- Occupations: Television broadcaster, entrepreneur
- Years active: 2000s–present
- Known for: Co-host of eTalk, host of RapCity
- Notable work: 1LoveTO, See You Soon Toronto, Miss Likklemore's
- Television: eTalk, RapCity, Change & Action: Racism in Canada
- Awards: Canadian Screen Award nominations (2024)

= Tyrone Edwards =

Canadian television personality

Tyrone Edwards is a Canadian television broadcaster and entrepreneur, currently the cohost of CTV's entertainment magazine show eTalk.

He first became locally prominent in Toronto in the 2000s as a partner in 1LoveTO, a Toronto community and entertainment blog which expanded by 2011 into a clothing line. In 2011 he was hired by MuchMusic as the new host of RapCity, and served as an entertainment reporter and host for sister station E!. He joined eTalk as a reporter in 2018.

In June 2020 he was a cohost with CTV's Anne-Marie Mediwake, Marci Ien and Elaine Lui of Change & Action: Racism in Canada, a public affairs special created by the network in response to the global anti-racism protests that followed the murder of George Floyd and the concurrent Canadian controversy around the death of Regis Korchinski-Paquet. He was announced as the new cohost of eTalk, replacing Ben Mulroney, on September 14; the following day, he was cohost with his eTalk colleague Chloe Wilde of the TIFF Tribute Awards telecast for the 2020 Toronto International Film Festival. Edwards and Lui appeared as themselves hosting eTalk in the episode "Rose" of Crave's sports romance drama Heated Rivalry.

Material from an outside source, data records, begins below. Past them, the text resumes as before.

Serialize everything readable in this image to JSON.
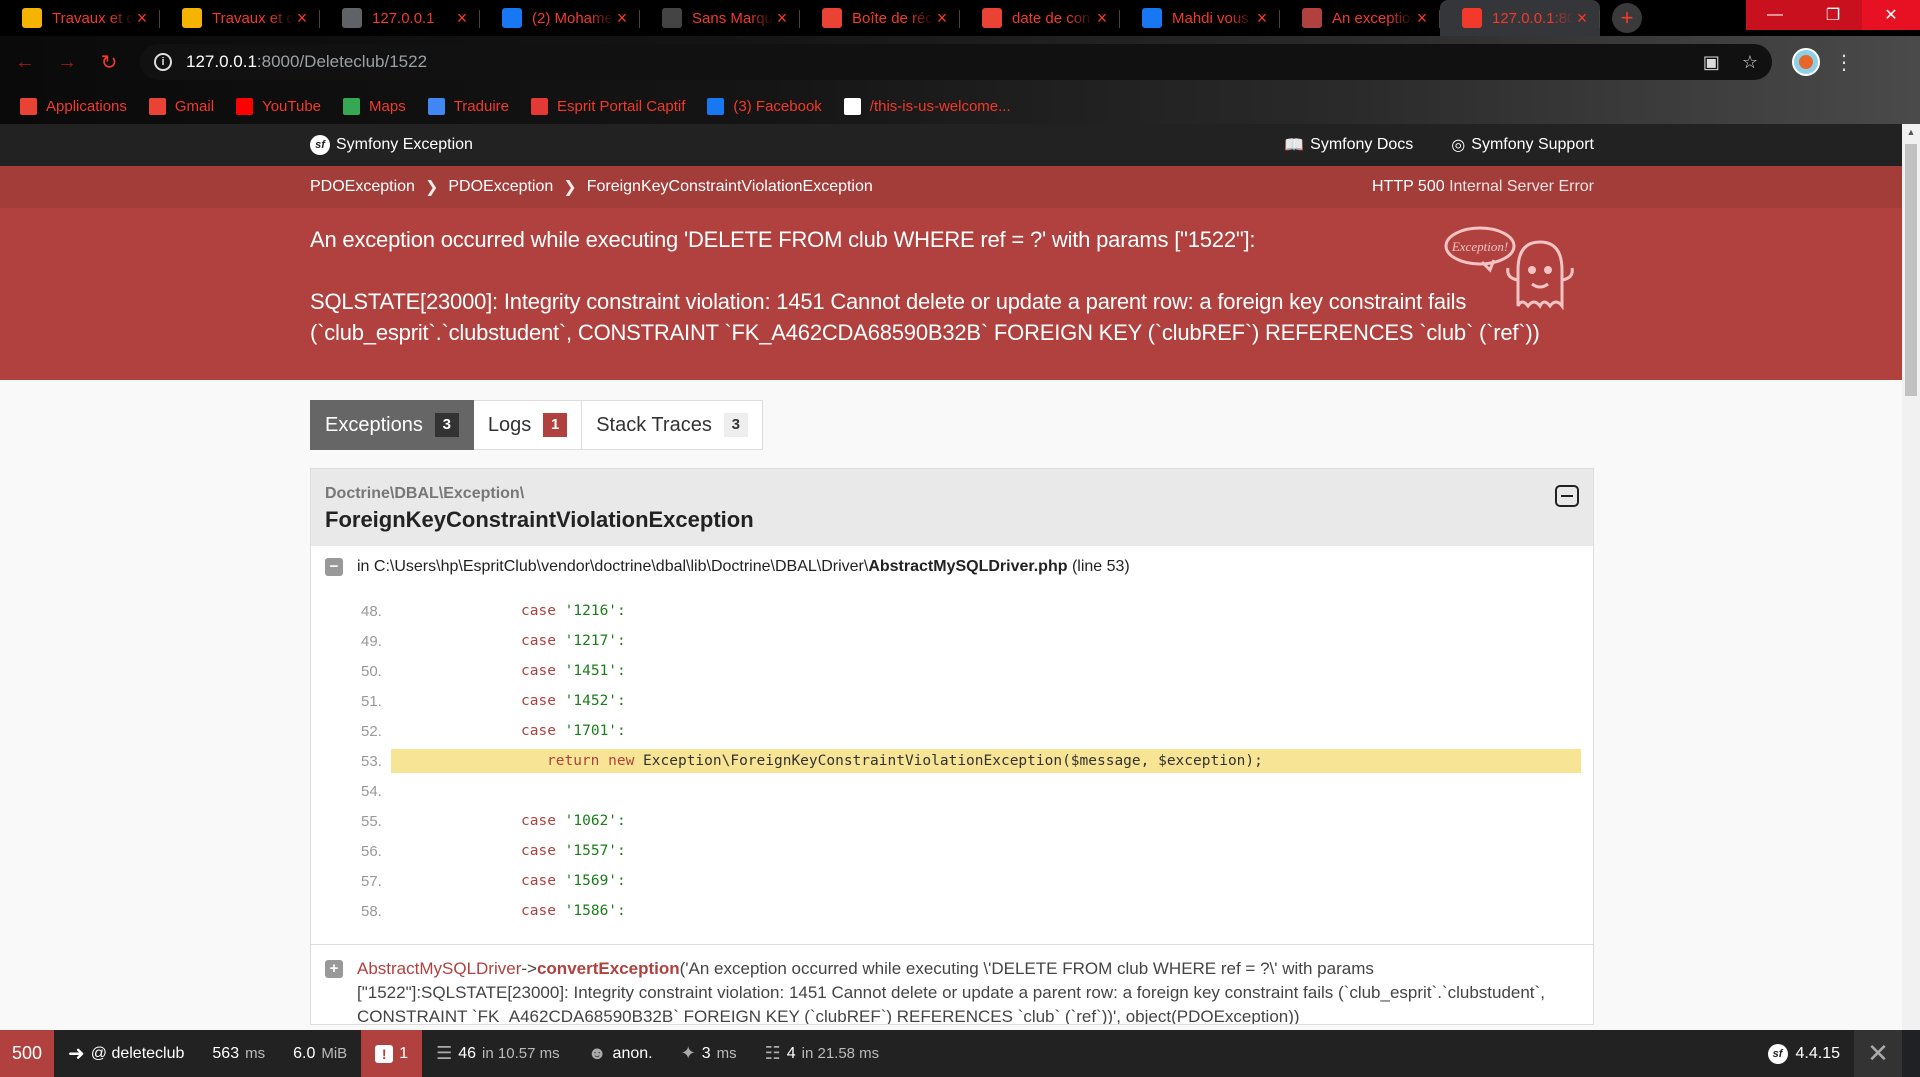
{
  "browser": {
    "tabs": [
      {
        "label": "Travaux et d…",
        "icon": "classroom-icon",
        "color": "#f4b400"
      },
      {
        "label": "Travaux et d…",
        "icon": "classroom-icon",
        "color": "#f4b400"
      },
      {
        "label": "127.0.0.1",
        "icon": "globe-icon",
        "color": "#5f6368"
      },
      {
        "label": "(2) Mohame…",
        "icon": "facebook-icon",
        "color": "#1877f2"
      },
      {
        "label": "Sans Marqu…",
        "icon": "cart-icon",
        "color": "#444444"
      },
      {
        "label": "Boîte de réc…",
        "icon": "gmail-icon",
        "color": "#ea4335"
      },
      {
        "label": "date de con…",
        "icon": "gmail-icon",
        "color": "#ea4335"
      },
      {
        "label": "Mahdi vous…",
        "icon": "facebook-icon",
        "color": "#1877f2"
      },
      {
        "label": "An exception…",
        "icon": "ghost-icon",
        "color": "#b0413e"
      },
      {
        "label": "127.0.0.1:80…",
        "icon": "error-icon",
        "color": "#f2392c"
      }
    ],
    "url_host": "127.0.0.1",
    "url_path": ":8000/Deleteclub/1522",
    "bookmarks": [
      {
        "label": "Applications",
        "icon": "apps-grid-icon",
        "color": "#ea4335"
      },
      {
        "label": "Gmail",
        "icon": "gmail-icon",
        "color": "#ea4335"
      },
      {
        "label": "YouTube",
        "icon": "youtube-icon",
        "color": "#ff0000"
      },
      {
        "label": "Maps",
        "icon": "maps-icon",
        "color": "#34a853"
      },
      {
        "label": "Traduire",
        "icon": "translate-icon",
        "color": "#4285f4"
      },
      {
        "label": "Esprit Portail Captif",
        "icon": "portal-icon",
        "color": "#e53935"
      },
      {
        "label": "(3) Facebook",
        "icon": "facebook-icon",
        "color": "#1877f2"
      },
      {
        "label": "/this-is-us-welcome...",
        "icon": "wordpress-icon",
        "color": "#ffffff"
      }
    ]
  },
  "symfony": {
    "brand": "Symfony Exception",
    "docs": "Symfony Docs",
    "support": "Symfony Support",
    "breadcrumbs": [
      "PDOException",
      "PDOException",
      "ForeignKeyConstraintViolationException"
    ],
    "http_code": "HTTP 500",
    "http_text": "Internal Server Error",
    "message_line1": "An exception occurred while executing 'DELETE FROM club WHERE ref = ?' with params [\"1522\"]:",
    "message_line2": "SQLSTATE[23000]: Integrity constraint violation: 1451 Cannot delete or update a parent row: a foreign key constraint fails (`club_esprit`.`clubstudent`, CONSTRAINT `FK_A462CDA68590B32B` FOREIGN KEY (`clubREF`) REFERENCES `club` (`ref`))",
    "ghost_text": "Exception!",
    "tabs": [
      {
        "label": "Exceptions",
        "count": "3"
      },
      {
        "label": "Logs",
        "count": "1"
      },
      {
        "label": "Stack Traces",
        "count": "3"
      }
    ],
    "trace": {
      "namespace": "Doctrine\\DBAL\\Exception\\",
      "class": "ForeignKeyConstraintViolationException",
      "file_prefix": "in C:\\Users\\hp\\EspritClub\\vendor\\doctrine\\dbal\\lib\\Doctrine\\DBAL\\Driver\\",
      "file_name": "AbstractMySQLDriver.php",
      "file_line": "(line 53)",
      "code": [
        {
          "n": "48.",
          "kw": "case",
          "str": "'1216':"
        },
        {
          "n": "49.",
          "kw": "case",
          "str": "'1217':"
        },
        {
          "n": "50.",
          "kw": "case",
          "str": "'1451':"
        },
        {
          "n": "51.",
          "kw": "case",
          "str": "'1452':"
        },
        {
          "n": "52.",
          "kw": "case",
          "str": "'1701':"
        },
        {
          "n": "53.",
          "kw": "return new",
          "str": "Exception\\ForeignKeyConstraintViolationException($message, $exception);"
        },
        {
          "n": "54.",
          "kw": "",
          "str": ""
        },
        {
          "n": "55.",
          "kw": "case",
          "str": "'1062':"
        },
        {
          "n": "56.",
          "kw": "case",
          "str": "'1557':"
        },
        {
          "n": "57.",
          "kw": "case",
          "str": "'1569':"
        },
        {
          "n": "58.",
          "kw": "case",
          "str": "'1586':"
        }
      ],
      "next_class": "AbstractMySQLDriver",
      "next_arrow": "->",
      "next_fn": "convertException",
      "next_args": "('An exception occurred while executing \\'DELETE FROM club WHERE ref = ?\\' with params [\"1522\"]:SQLSTATE[23000]: Integrity constraint violation: 1451 Cannot delete or update a parent row: a foreign key constraint fails (`club_esprit`.`clubstudent`, CONSTRAINT `FK_A462CDA68590B32B` FOREIGN KEY (`clubREF`) REFERENCES `club` (`ref`))', object(PDOException))"
    }
  },
  "toolbar": {
    "status_code": "500",
    "route": "@ deleteclub",
    "time_value": "563",
    "time_unit": "ms",
    "memory_value": "6.0",
    "memory_unit": "MiB",
    "errors": "1",
    "cache_value": "46",
    "cache_sub": "in 10.57 ms",
    "user": "anon.",
    "twig_value": "3",
    "twig_unit": "ms",
    "db_value": "4",
    "db_sub": "in 21.58 ms",
    "version": "4.4.15"
  },
  "colors": {
    "symfony_red": "#b0413e",
    "highlight_line": "#f7e595",
    "browser_accent": "#f2392c"
  }
}
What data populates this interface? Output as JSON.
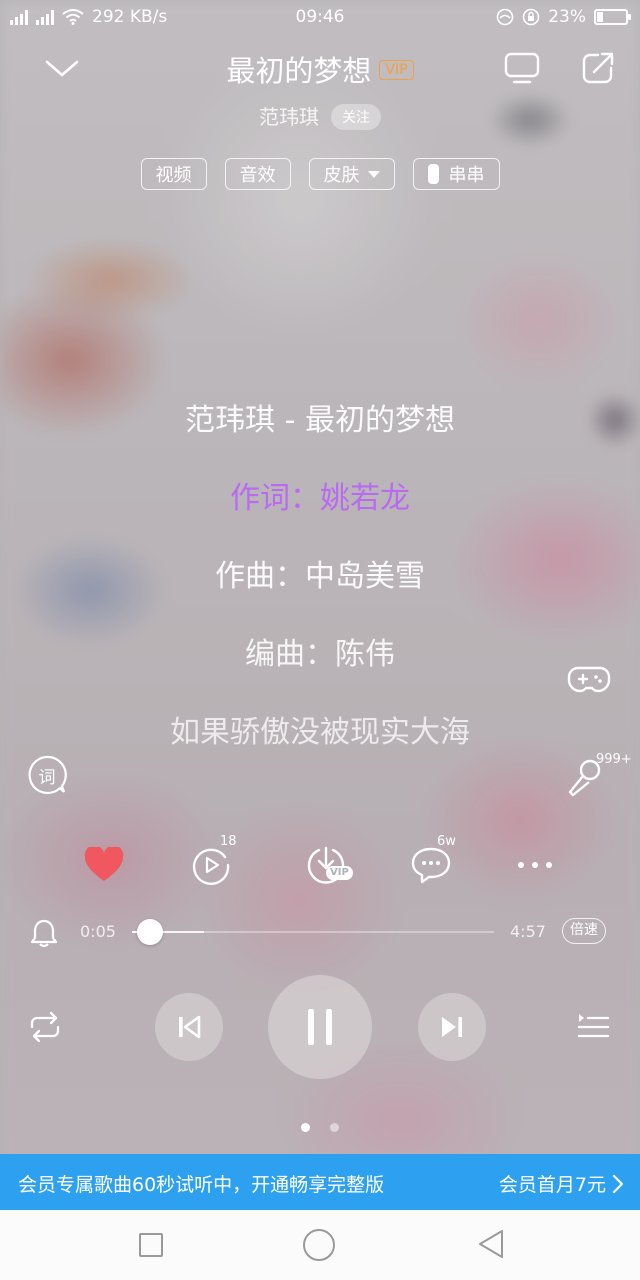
{
  "status_bar": {
    "network_speed": "292 KB/s",
    "time": "09:46",
    "battery": "23%",
    "battery_level": 0.23,
    "sim1_label": "3G",
    "sim2_label": "3G"
  },
  "header": {
    "song_title": "最初的梦想",
    "vip_tag": "VIP",
    "artist": "范玮琪",
    "follow_label": "关注"
  },
  "chips": {
    "video": "视频",
    "sound_effect": "音效",
    "skin": "皮肤",
    "chuanchuan": "串串"
  },
  "lyrics": [
    "范玮琪 - 最初的梦想",
    "作词：姚若龙",
    "作曲：中岛美雪",
    "编曲：陈伟",
    "如果骄傲没被现实大海"
  ],
  "side": {
    "lyrics_button": "词",
    "mic_count": "999+"
  },
  "actions": {
    "mv_count": "18",
    "download_vip": "VIP",
    "comment_count": "6w"
  },
  "progress": {
    "current": "0:05",
    "total": "4:57",
    "played_fraction": 0.05,
    "buffered_fraction": 0.2,
    "speed_label": "倍速"
  },
  "pager": {
    "pages": 2,
    "active": 0
  },
  "vip_banner": {
    "message": "会员专属歌曲60秒试听中，开通畅享完整版",
    "offer": "会员首月7元"
  },
  "colors": {
    "accent_purple": "#b86bf0",
    "heart_red": "#f0575f",
    "vip_orange": "#f0a040",
    "banner_blue": "#2ea0f0"
  }
}
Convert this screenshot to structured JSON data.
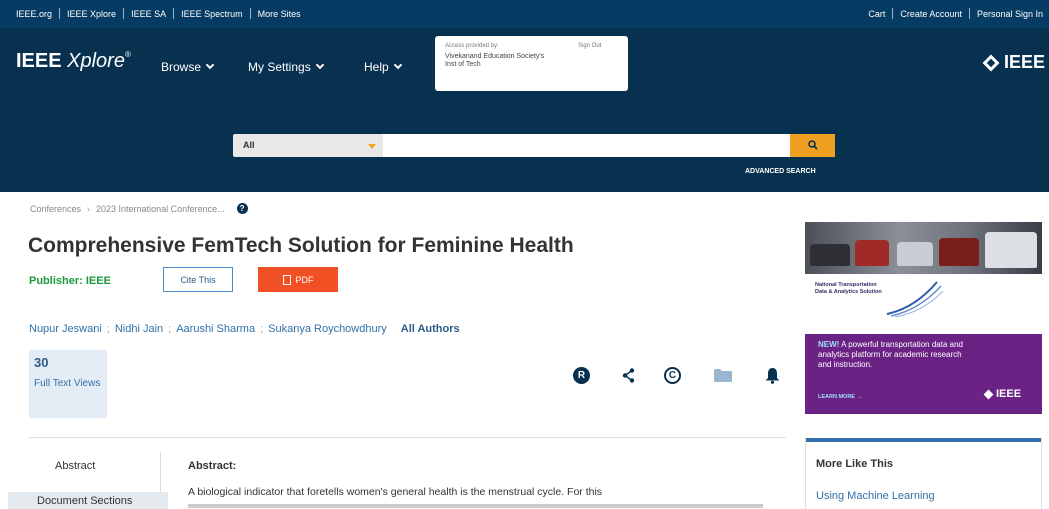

In addition to his television work, he is a partner in Miss Likklemore's, a Caribbean food restaurant on Queen Street West. During the COVID-19 pandemic in Canada, Edwards and his original 1LoveTO partners also launched See You Soon Toronto, a special clothing line whose profits were donated entirely to charities assisting workers impacted by the pandemic shutdowns.

He received two Canadian Screen Award nominations at the 12th Canadian Screen Awards in 2024 for his work with eTalk, in the categories of Best Host, Talk Show or Entertainment News (alongside Traci Melchor, Elaine Lui, Chloe Wilde, Sonia Mangat, Liz Trinnear and Priyanka) for the regular daily series, and Best Host, Live Entertainment Special (alongside Melchor and Lui) for the program's 95th Academy Awards special.